6. Mr. Khatri, the learned counsel for the assessee, has, however, placed strong reliance on the decision of a Division Bench of the Allahabad High Court in Rampur Distillery & Chemical Works Ltd. v. CIT : [1965]55ITR338(All) . In that case, the question related to the calculation of depreciation. While the reference was pending in the High Court, the Removal of Difficulties Order, 1949, was amended by the Taxation Laws (Merged States) (Removal of Difficulties) Amendment Order, 1962. Section 2 of the Order inserted an Explanation, after the proviso to para. 2, that 'depreciation actually allowed' shall, in cases where income had been exempted from tax under any agreement with a Ruler, be the depreciation that would have been allowed had the income not been so exempted. It was held by the Division Bench of the Allahabad High Court that the question referred should be answered without regard to the Explanation added in the Taxation Laws (Merged States) (Removal of Difficulties) Order, 1949, by the Amendment Order of 1962, as the Amendment Order did not exist when the reference was made. We do not propose to discuss this case in detail.

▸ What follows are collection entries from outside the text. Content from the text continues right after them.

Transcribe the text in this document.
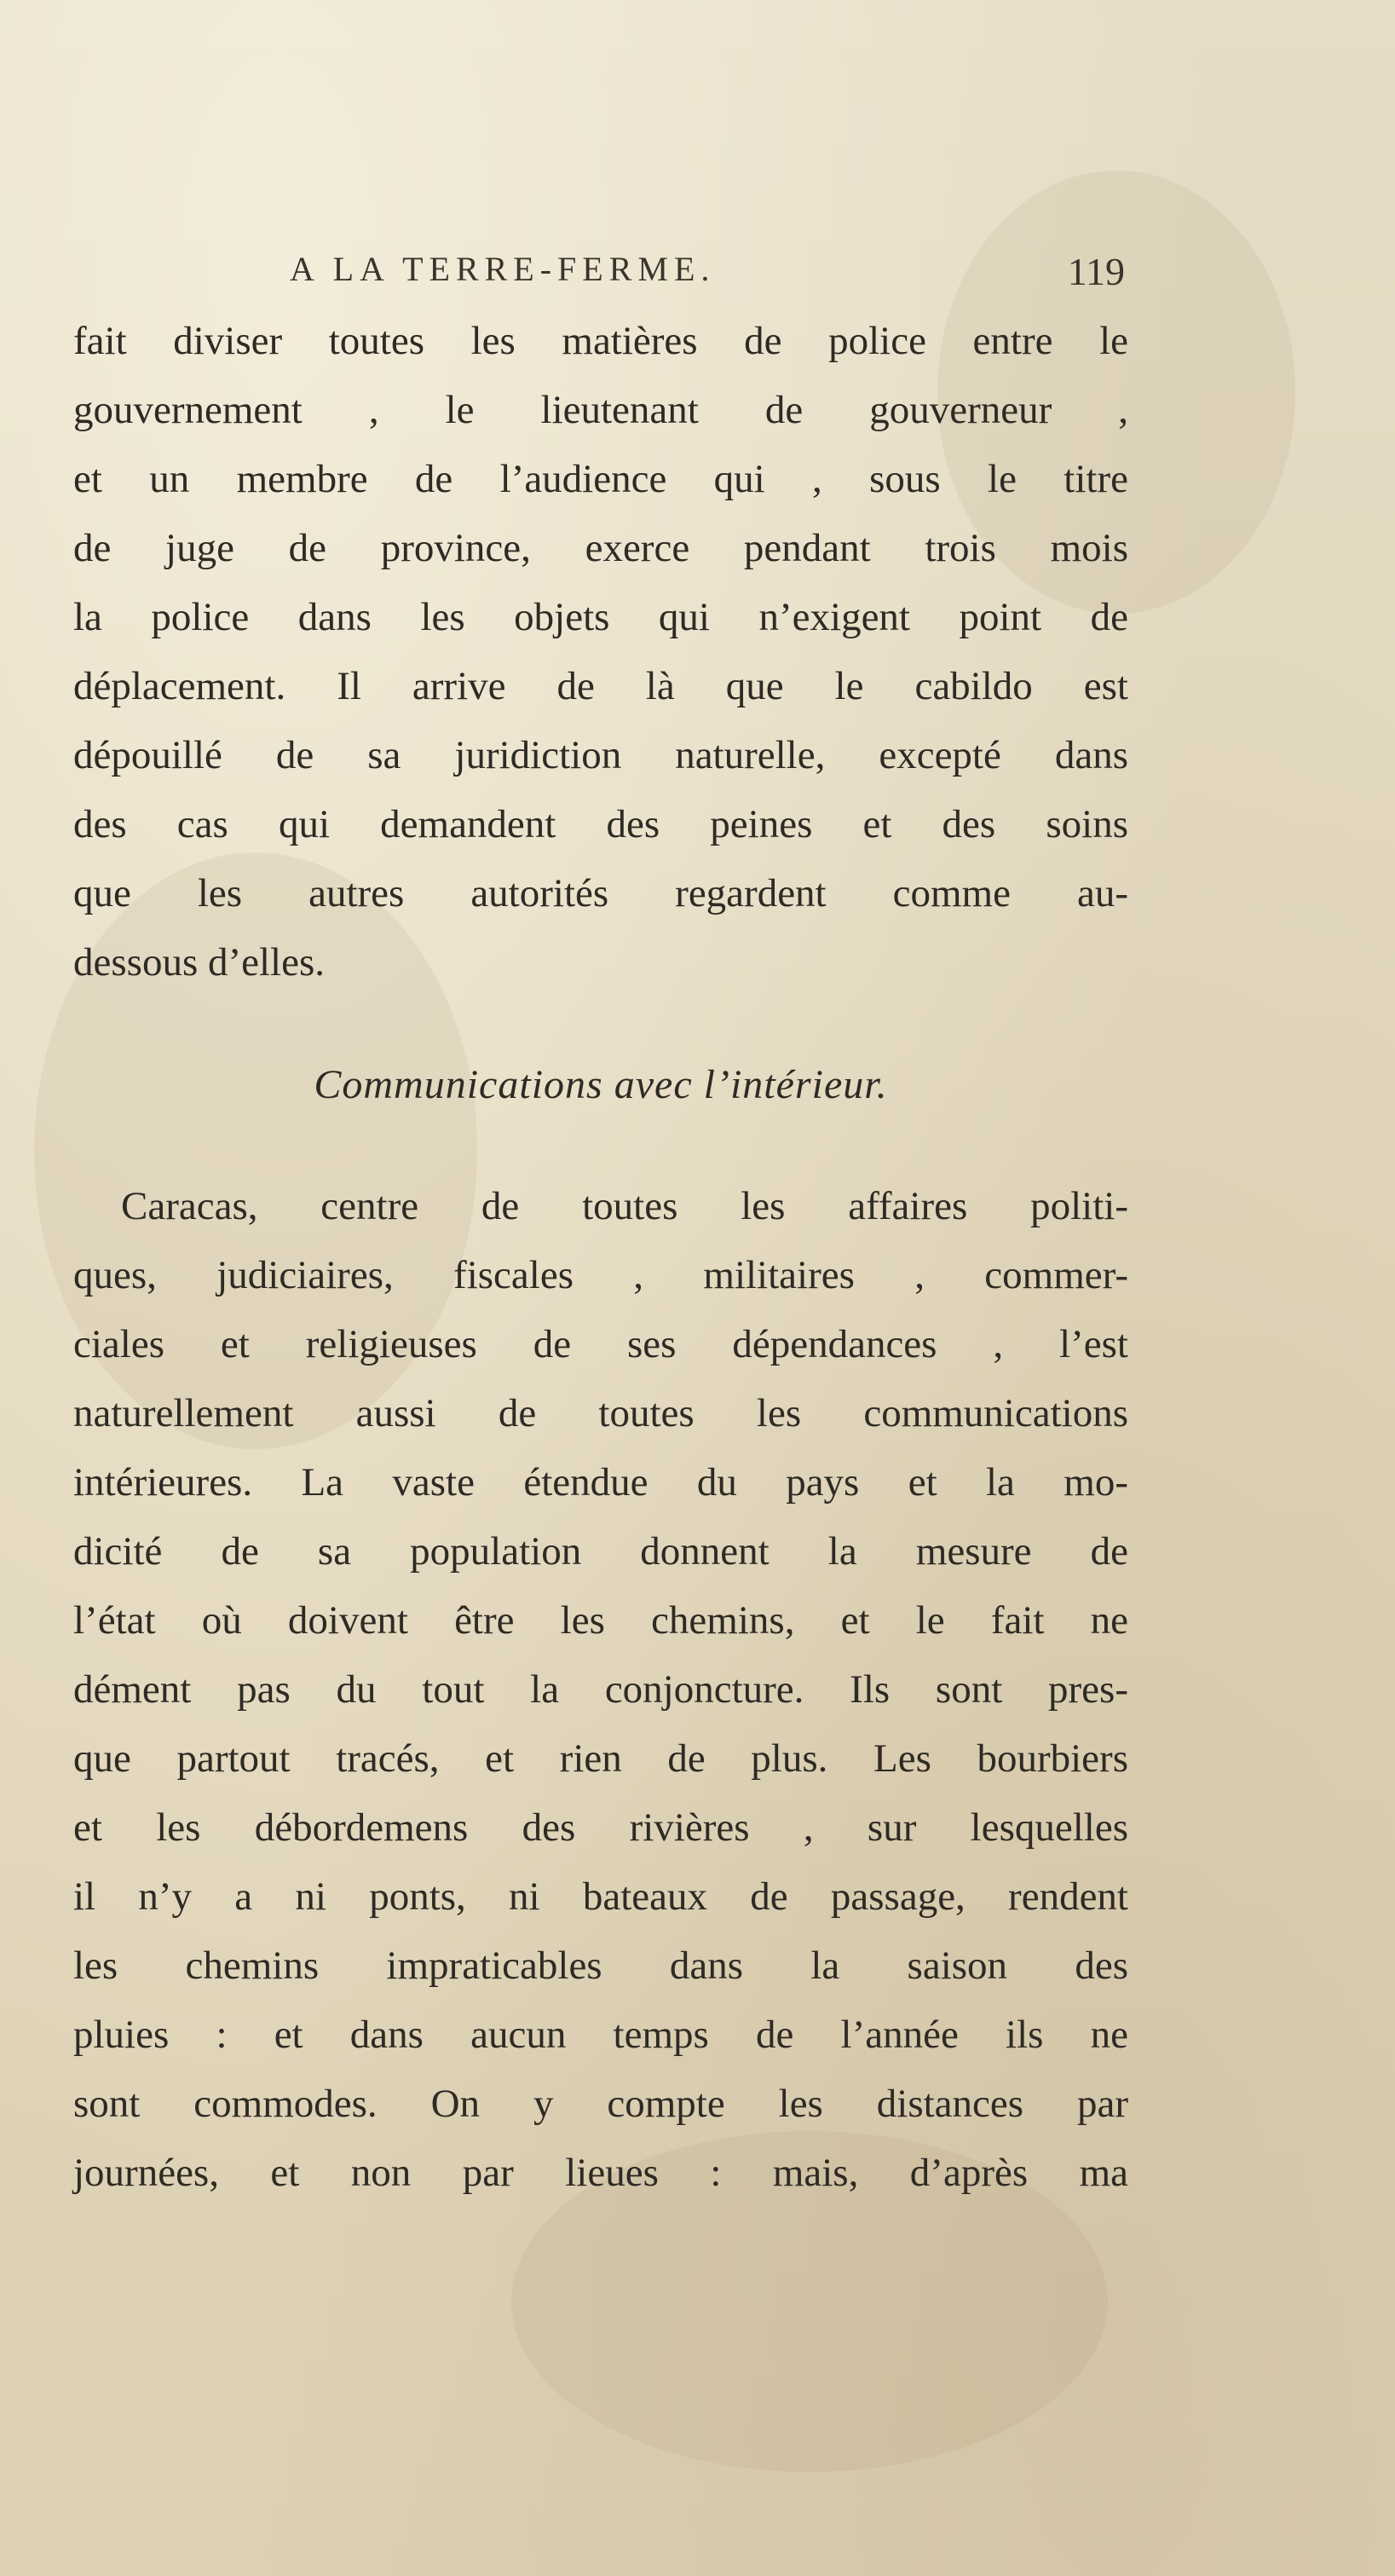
A LA TERRE-FERME.	119
fait diviser toutes les matières de police entre le
gouvernement , le lieutenant de gouverneur ,
et un membre de l’audience qui , sous le titre
de juge de province, exerce pendant trois mois
la police dans les objets qui n’exigent point de
déplacement. Il arrive de là que le cabildo est
dépouillé de sa juridiction naturelle, excepté dans
des cas qui demandent des peines et des soins
que les autres autorités regardent comme au-
dessous d’elles.
Communications avec l’intérieur.
Caracas, centre de toutes les affaires politi-
ques, judiciaires, fiscales , militaires , commer-
ciales et religieuses de ses dépendances , l’est
naturellement aussi de toutes les communications
intérieures. La vaste étendue du pays et la mo-
dicité de sa population donnent la mesure de
l’état où doivent être les chemins, et le fait ne
dément pas du tout la conjoncture. Ils sont pres-
que partout tracés, et rien de plus. Les bourbiers
et les débordemens des rivières , sur lesquelles
il n’y a ni ponts, ni bateaux de passage, rendent
les chemins impraticables dans la saison des
pluies : et dans aucun temps de l’année ils ne
sont commodes. On y compte les distances par
journées, et non par lieues : mais, d’après ma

In the first place, it appears to us to turn on its own facts. In that case, the retrospective amendment was made not by a statute passed by Parliament, as in the case before us, but by a Presidential Order and apart from this, if the said decision of the Allahabad High Court is construed as having taken the view that even if the amendment is retrospective and applicable to the relevant period for which the assessment has been made, if the amendment is made after the Tribunal had decided the matter, it should be ignored in answering the question referred, in that event, we respectfully dissent from that view and we accept the view of the Punjab and Haryana High Court in the case to which we have referred earlier.

7. In the result, the question referred to us is answered in the negative and against the assessee. The assessee must pay the costs of the reference.